I am running DBT core on a PostgreSQL database.
I have a few incremental models which always select more or less the same rows (events) from a source_table
:
model_1.sql
: Get the type of event based on a table with many-to-1 relationship
SELECT source_table.event_id
, source_table.event_time
, location_type
, source_table.ingestion_time as ingestion_time
FROM source_table
INNER JOIN locations
ON locations.id = source_table.location_id
{% if is_incremental() %}
WHERE source_table.ingestion_time > (SELECT MAX(ingestion_time) from {{ this }})
{% endif %}
model_2.sql
: Get all transactions from a 1-to-many relationship to get the sum
SELECT source_table.event_id
, SUM(transactions.amount) as total_revenue
, any_value(source_table.ingestion_time) as ingestion_time
FROM source_table
INNER JOIN transactions
ON transactions.event_id = source_table.event_id
{% if is_incremental() %}
WHERE source_table.ingestion_time > (SELECT MAX(ingestion_time) from {{ this }})
{% endif %}
As you can see, the is_incremental
conditions on both tables are nearly identical, only the reference table changes.
Since both models are being run at the same time, they are selecting almost the same rows from source_table
, thus running the same scan twice, which is quite inefficient (for the purpose of this question, assume I cannot change the source_table
as to make scanning more efficient)
Hence my idea of building a new_events
table (with a table
materialization, i.e it is rebuilt for every dbt run) from the source_table
, and then build the subsequent views over it.
This would go like this:
new_events.sql
:
SELECT * FROM source_table
WHERE source_table.ingestion_table > LEAST(
(SELECT MAX(ingestion_time) FROM {{ ref("model_1") }})

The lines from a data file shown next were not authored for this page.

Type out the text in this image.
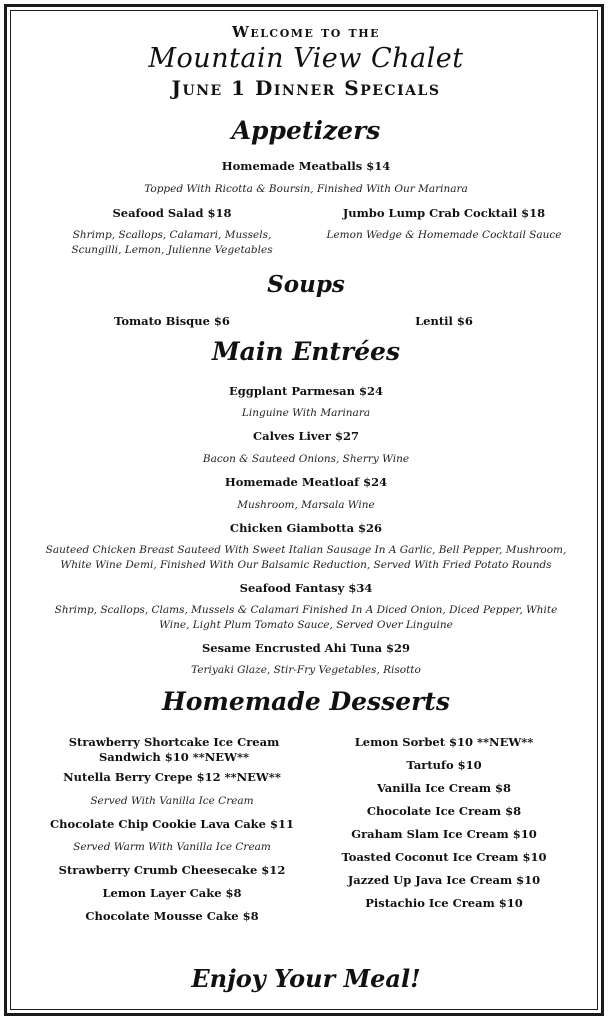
Welcome to the
Mountain View Chalet
June 1 Dinner Specials
Appetizers
Homemade Meatballs $14
Topped With Ricotta & Boursin, Finished With Our Marinara
Seafood Salad $18
Shrimp, Scallops, Calamari, Mussels, Scungilli, Lemon, Julienne Vegetables
Jumbo Lump Crab Cocktail $18
Lemon Wedge & Homemade Cocktail Sauce
Soups
Tomato Bisque $6	Lentil $6
Main Entrées
Eggplant Parmesan $24
Linguine With Marinara
Calves Liver $27
Bacon & Sauteed Onions, Sherry Wine
Homemade Meatloaf $24
Mushroom, Marsala Wine
Chicken Giambotta $26
Sauteed Chicken Breast Sauteed With Sweet Italian Sausage In A Garlic, Bell Pepper, Mushroom, White Wine Demi, Finished With Our Balsamic Reduction, Served With Fried Potato Rounds
Seafood Fantasy $34
Shrimp, Scallops, Clams, Mussels & Calamari Finished In A Diced Onion, Diced Pepper, White Wine, Light Plum Tomato Sauce, Served Over Linguine
Sesame Encrusted Ahi Tuna $29
Teriyaki Glaze, Stir-Fry Vegetables, Risotto
Homemade Desserts
Strawberry Shortcake Ice Cream Sandwich $10 **NEW**
Nutella Berry Crepe $12 **NEW**
Served With Vanilla Ice Cream
Chocolate Chip Cookie Lava Cake $11
Served Warm With Vanilla Ice Cream
Strawberry Crumb Cheesecake $12
Lemon Layer Cake $8
Chocolate Mousse Cake $8
Lemon Sorbet $10 **NEW**
Tartufo $10
Vanilla Ice Cream $8
Chocolate Ice Cream $8
Graham Slam Ice Cream $10
Toasted Coconut Ice Cream $10
Jazzed Up Java Ice Cream $10
Pistachio Ice Cream $10
Enjoy Your Meal!
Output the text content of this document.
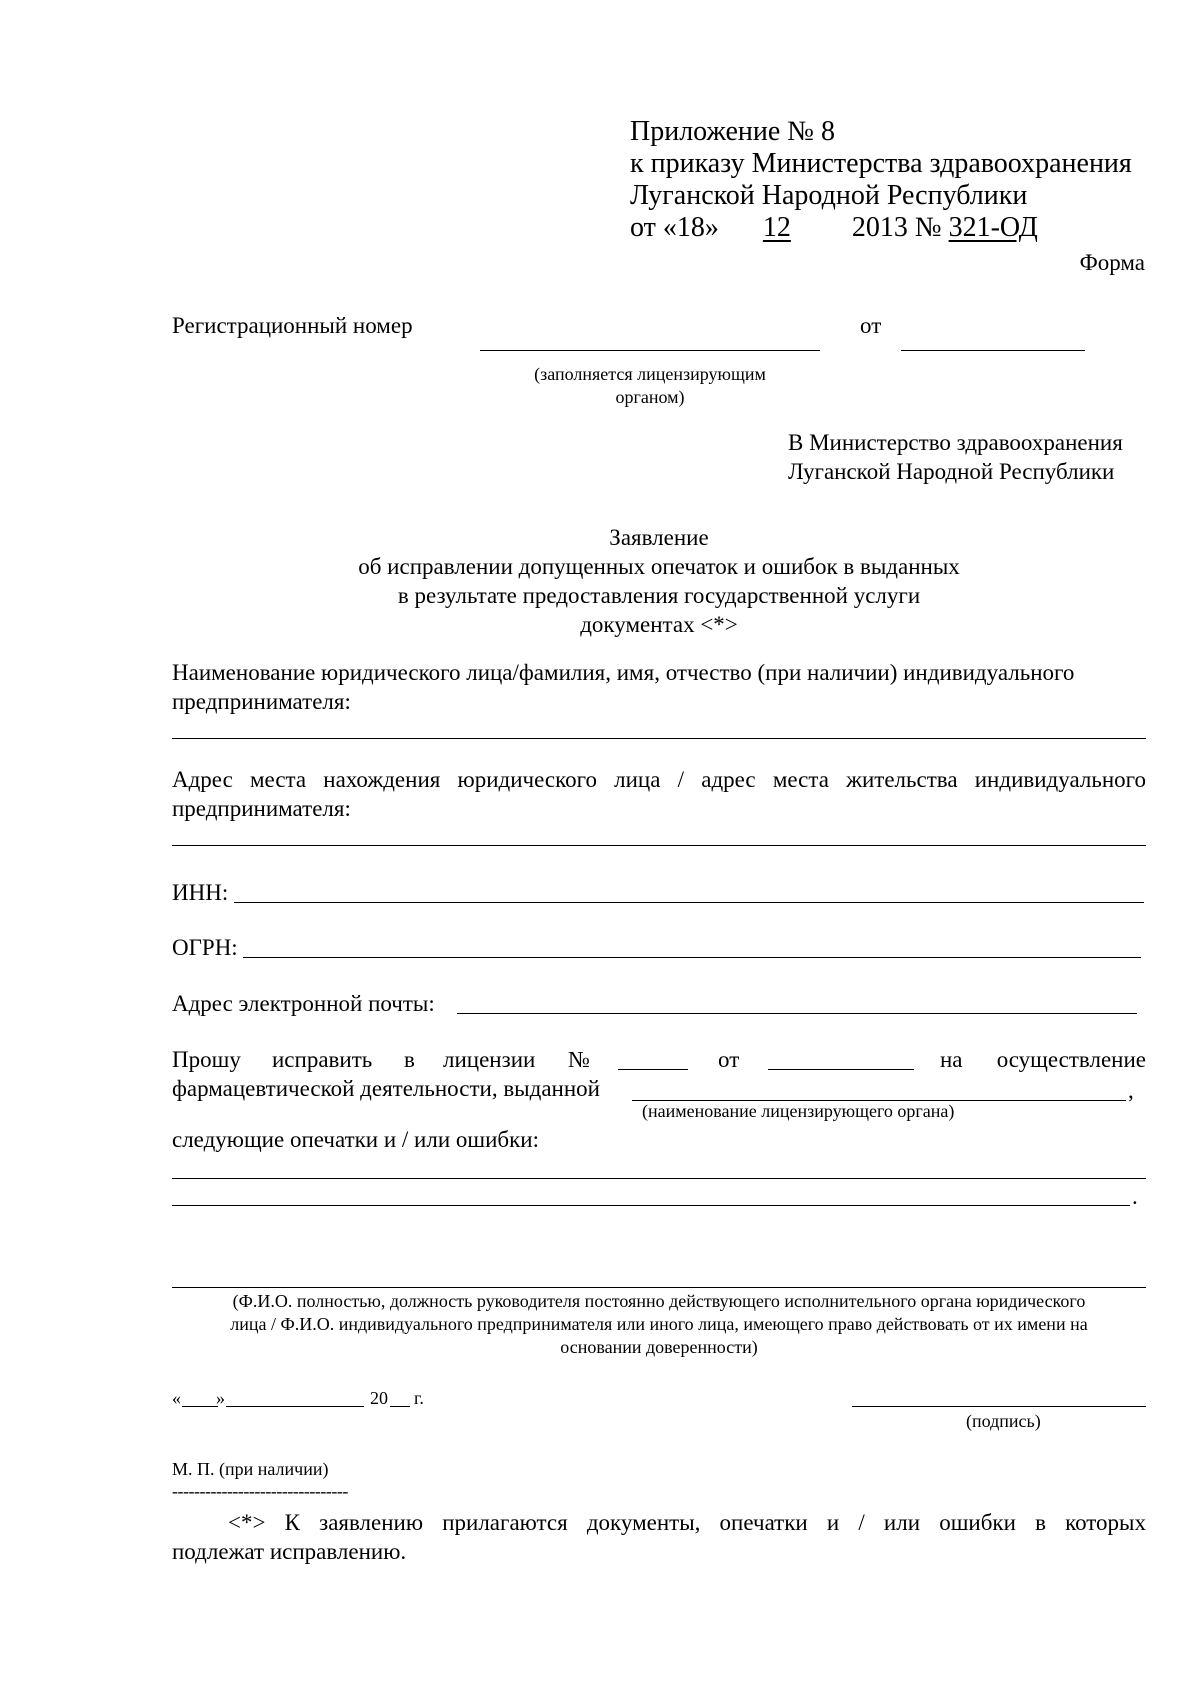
Приложение № 8
к приказу Министерства здравоохранения
Луганской Народной Республики
от «18» 12 2013 № 321-ОД
Форма
Регистрационный номер	от
(заполняется лицензирующим
органом)
В Министерство здравоохранения
Луганской Народной Республики
Заявление
об исправлении допущенных опечаток и ошибок в выданных
в результате предоставления государственной услуги
документах <*>
Наименование юридического лица/фамилия, имя, отчество (при наличии) индивидуального
предпринимателя:
Адрес места нахождения юридического лица / адрес места жительства индивидуального
предпринимателя:
ИНН:
ОГРН:
Адрес электронной почты:
Прошу исправить в лицензии №	от	на осуществление
фармацевтической деятельности, выданной	,
(наименование лицензирующего органа)
следующие опечатки и / или ошибки:
.
(Ф.И.О. полностью, должность руководителя постоянно действующего исполнительного органа юридического
лица / Ф.И.О. индивидуального предпринимателя или иного лица, имеющего право действовать от их имени на
основании доверенности)
« »	20 г.
(подпись)
М. П. (при наличии)
--------------------------------
<*> К заявлению прилагаются документы, опечатки и / или ошибки в которых
подлежат исправлению.
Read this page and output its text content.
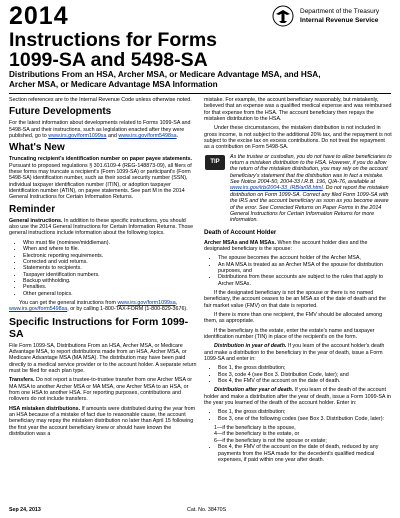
2014	Department of the Treasury
Internal Revenue Service
Instructions for Forms
1099-SA and 5498-SA
Distributions From an HSA, Archer MSA, or Medicare Advantage MSA, and HSA,
Archer MSA, or Medicare Advantage MSA Information

Section references are to the Internal Revenue Code unless otherwise noted.

Future Developments

For the latest information about developments related to Forms 1099-SA and 5498-SA and their instructions, such as legislation enacted after they were published, go to www.irs.gov/form1099sa and www.irs.gov/form5498sa.

What's New

Truncating recipient's identification number on paper payee statements. Pursuant to proposed regulations § 301.6109-4 (REG-148873-09), all filers of these forms may truncate a recipient's (Form 1099-SA) or participant's (Form 5498-SA) identification number, such as their social security number (SSN), individual taxpayer identification number (ITIN), or adoption taxpayer identification number (ATIN), on payee statements. See part M in the 2014 General Instructions for Certain Information Returns.

Reminder

General instructions. In addition to these specific instructions, you should also use the 2014 General Instructions for Certain Information Returns. Those general instructions include information about the following topics.

• Who must file (nominee/middleman).
• When and where to file.
• Electronic reporting requirements.
• Corrected and void returns.
• Statements to recipients.
• Taxpayer identification numbers.
• Backup withholding.
• Penalties.
• Other general topics.

You can get the general instructions from www.irs.gov/form1099sa, www.irs.gov/form5498sa, or by calling 1-800-TAX-FORM (1-800-829-3676).

Specific Instructions for Form 1099-SA

File Form 1099-SA, Distributions From an HSA, Archer MSA, or Medicare Advantage MSA, to report distributions made from an HSA, Archer MSA, or Medicare Advantage MSA (MA MSA). The distribution may have been paid directly to a medical service provider or to the account holder. A separate return must be filed for each plan type.

Transfers. Do not report a trustee-to-trustee transfer from one Archer MSA or MA MSA to another Archer MSA or MA MSA, one Archer MSA to an HSA, or from one HSA to another HSA. For reporting purposes, contributions and rollovers do not include transfers.

HSA mistaken distributions. If amounts were distributed during the year from an HSA because of a mistake of fact due to reasonable cause, the account beneficiary may repay the mistaken distribution no later than April 15 following the first year the account beneficiary knew or should have known the distribution was a

mistake. For example, the account beneficiary reasonably, but mistakenly, believed that an expense was a qualified medical expense and was reimbursed for that expense from the HSA. The account beneficiary then repays the mistaken distribution to the HSA.

Under these circumstances, the mistaken distribution is not included in gross income, is not subject to the additional 20% tax, and the repayment is not subject to the excise tax on excess contributions. Do not treat the repayment as a contribution on Form 5498-SA.

TIP

As the trustee or custodian, you do not have to allow beneficiaries to return a mistaken distribution to the HSA. However, if you do allow the return of the mistaken distribution, you may rely on the account beneficiary's statement that the distribution was in fact a mistake. See Notice 2004-50, 2004-33 I.R.B. 196, Q/A-76, available at www.irs.gov/irb/2004-33_IRB/ar08.html. Do not report the mistaken distribution on Form 1099-SA. Correct any filed Form 1099-SA with the IRS and the account beneficiary as soon as you become aware of the error. See Corrected Returns on Paper Forms in the 2014 General Instructions for Certain Information Returns for more information.

Death of Account Holder

Archer MSAs and MA MSAs. When the account holder dies and the designated beneficiary is the spouse:

• The spouse becomes the account holder of the Archer MSA,
• An MA MSA is treated as an Archer MSA of the spouse for distribution purposes, and
• Distributions from these accounts are subject to the rules that apply to Archer MSAs.

If the designated beneficiary is not the spouse or there is no named beneficiary, the account ceases to be an MSA as of the date of death and the fair market value (FMV) on that date is reported.

If there is more than one recipient, the FMV should be allocated among them, as appropriate.

If the beneficiary is the estate, enter the estate's name and taxpayer identification number (TIN) in place of the recipient's on the form.

Distribution in year of death. If you learn of the account holder's death and make a distribution to the beneficiary in the year of death, issue a Form 1099-SA and enter in:

• Box 1, the gross distribution;
• Box 3, code 4 (see Box 3. Distribution Code, later); and
• Box 4, the FMV of the account on the date of death.

Distribution after year of death. If you learn of the death of the account holder and make a distribution after the year of death, issue a Form 1099-SA in the year you learned of the death of the account holder. Enter in:

• Box 1, the gross distribution;
• Box 3, one of the following codes (see Box 3. Distribution Code, later):
1—if the beneficiary is the spouse,
4—if the beneficiary is the estate, or
6—if the beneficiary is not the spouse or estate;
• Box 4, the FMV of the account on the date of death, reduced by any payments from the HSA made for the decedent's qualified medical expenses, if paid within one year after death.
Sep 24, 2013	Cat. No. 38470S
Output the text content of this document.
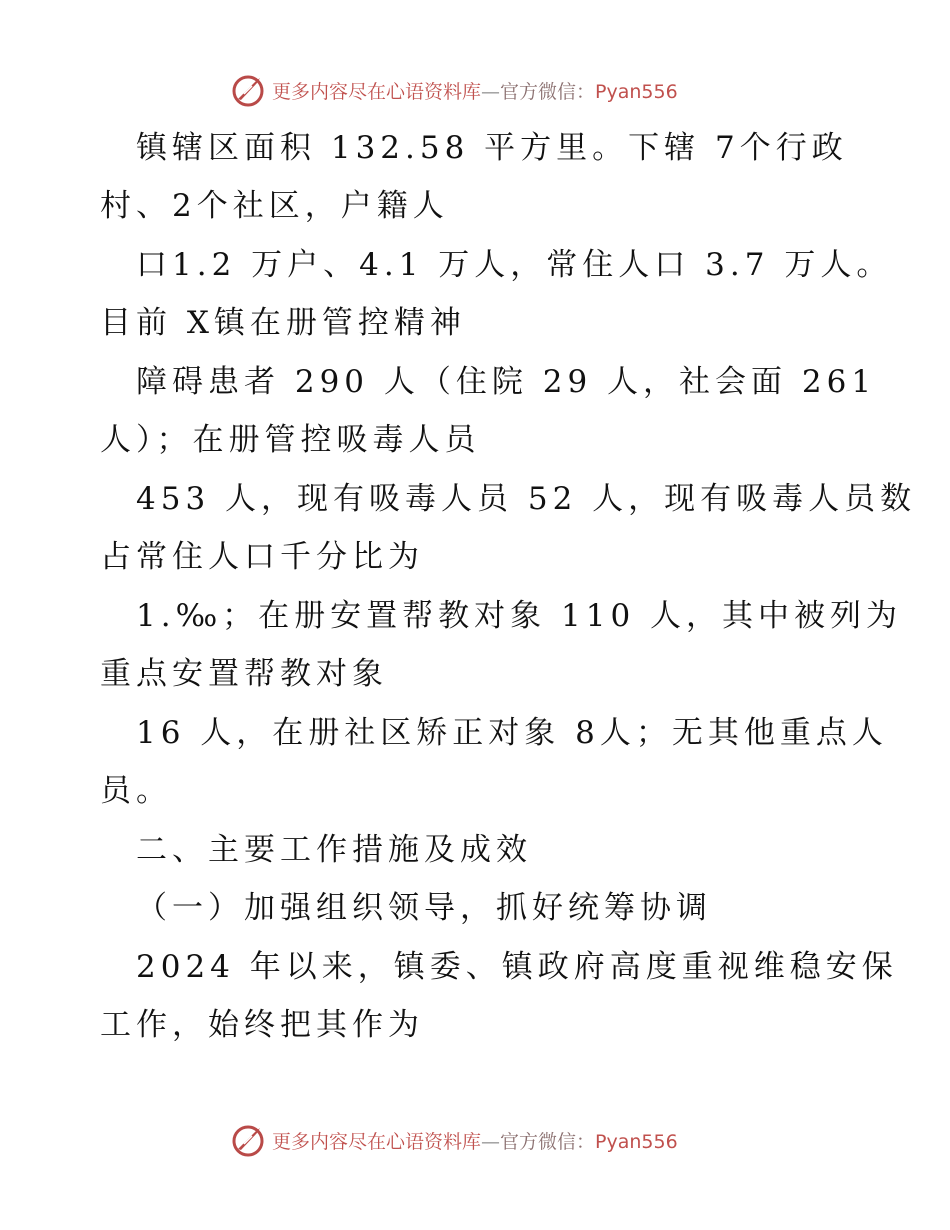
更多内容尽在心语资料库—官方微信：Pyan556
镇辖区面积 132.58 平方里。下辖 7个行政
村、2个社区，户籍人
口1.2 万户、4.1 万人，常住人口 3.7 万人。
目前 X镇在册管控精神
障碍患者 290 人（住院 29 人，社会面 261
人）；在册管控吸毒人员
453 人，现有吸毒人员 52 人，现有吸毒人员数
占常住人口千分比为
1.‰；在册安置帮教对象 110 人，其中被列为
重点安置帮教对象
16 人，在册社区矫正对象 8人；无其他重点人
员。
二、主要工作措施及成效
（一）加强组织领导，抓好统筹协调
2024 年以来，镇委、镇政府高度重视维稳安保
工作，始终把其作为
更多内容尽在心语资料库—官方微信：Pyan556
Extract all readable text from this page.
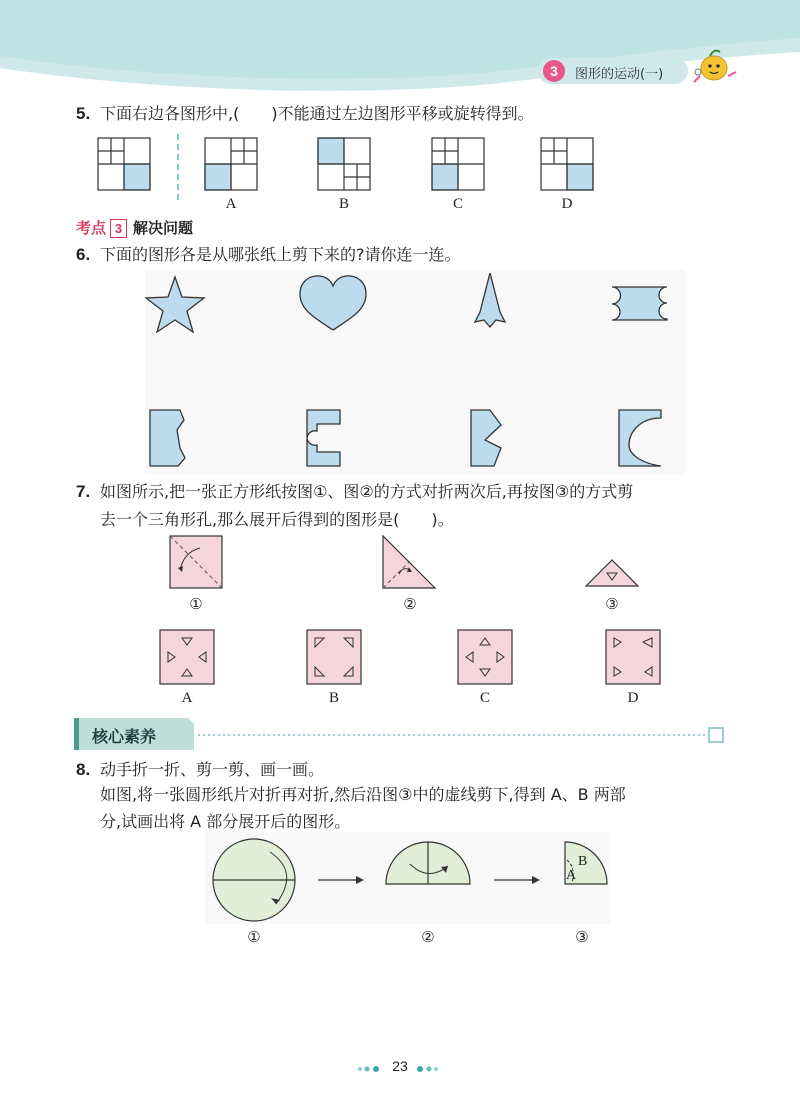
3	图形的运动(一)
5. 下面右边各图形中,(　　)不能通过左边图形平移或旋转得到。
A	B	C	D
考点 3 解决问题
6. 下面的图形各是从哪张纸上剪下来的?请你连一连。
7. 如图所示,把一张正方形纸按图①、图②的方式对折两次后,再按图③的方式剪
去一个三角形孔,那么展开后得到的图形是(　　)。
①	②	③
A	B	C	D
核心素养
8. 动手折一折、剪一剪、画一画。
如图,将一张圆形纸片对折再对折,然后沿图③中的虚线剪下,得到 A、B 两部
分,试画出将 A 部分展开后的图形。
A
B
①	②	③
23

, (SELECT MAX(ingestion_time) FROM {{ ref("model_2" }})
)
model_1.sql
:
SELECT new_events.event_id
, new_events.event_time
, locations.location_type
, new_events.ingestion_time as ingestion_time
{% if is_incremental() %}
FROM {{ ref("new_events") }} new_events
{% else %} -- select from full table if no incrementation
FROM source_table new_events
{% endif %}
INNER JOIN locations
ON locations.id = new_events.location_id
{% if is_incremental() %}
WHERE new_events.ingestion_time > (SELECT MAX(ingestion_time) from {{ this }})
{% endif %}
Obviously, DBT does not like this as it introduces circular dependencies between the tables, and I cannot run the models presently.
Is there a way to circumvent this and build a new_events
table ? Or another way to reach my goal (i.e scan the new_events
only once ?)